Weaned Calves to Custom Feedlot

The Weaned Calves to Custom Feedlot option asks users to estimate animal performance, shrink and death loss, allowing them to see how costs change as those performance parameters are changed. This section reports feedlot production expense per head as well as feedlot cost of gain per pound.

Stocker Calves to Custom Feedlot

The Stocker Calves to Custom Feedlot sheet allows users to estimate costs when they hold weaned calves over as stockers and then place them in a custom feedlot after the stocker phase. Beginning costs are those estimated in the Retain as Stockers phase; estimated returns from retaining ownership through custom feeding are then added.

Results

The Results worksheet gives a side-by-side comparison of costs and returns for the specified retention options. The sensitivity analysis illustrates changes in net values given a range of changes in prices or expenses.

Summary

Extension educators in the Southern Plains are often asked for assistance by cow-calf producers regarding marketing of their weaned calves. The Calf Retention Decision Tool allows educators and producers to estimate outcomes of different marketing decisions, based on economic concepts and individual resource situations. The Calf Retention Decision Tool was developed as a joint effort between the Oklahoma Experiment Station and Oklahoma Cooperative Extension Service. It is downloadable, along with the accompanying instructions, at www.agecon.okstate.edu/faculty/publications.asp and at http://www.beefextension.com.

References

Gebremeskel, T., & Shumway, C. R. (1979). Farm planning and calf marketing strategies for risk management: an application of linear programming and statistical decision theory. American Journal of Agricultural Economics, 61(2), 363-370.

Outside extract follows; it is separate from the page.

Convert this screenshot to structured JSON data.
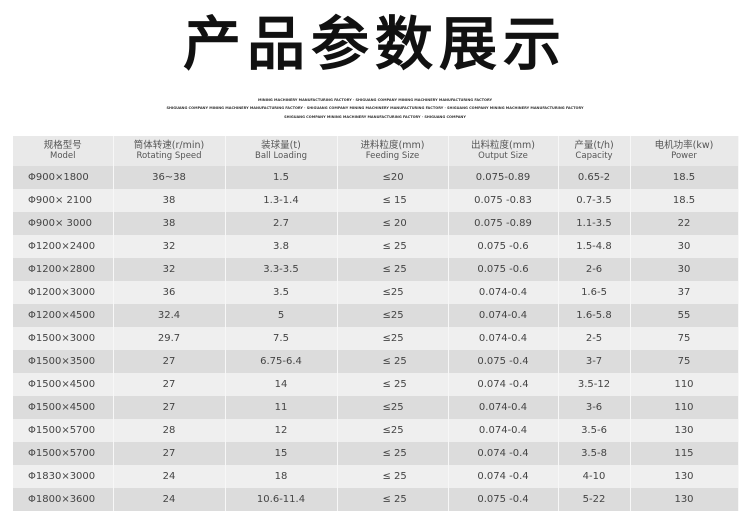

Hudson, T. D., Harrison, J. H., & Koelsch, R. (2006). Livestock-influenced water quality risk assessment tool. Journal of Extension [On-line], 44(5) Article 5TOT7. Available at: https://www.joe.org/joe/2006october/tt7.php

Schroeder, T., & Featherstone, A. M. (1990). Dynamic marketing and retention decisions for cow-calf producers. American Journal of Agricultural Economics, 72(4), 1028-1040.

White, B. J., Anderson, J. D. Larson, R. L, Olson, K. C., & Thomson, D. U. (2007). Review: The cow-calf operation retained ownership decision. The Professional Animal Scientist 23,18-28.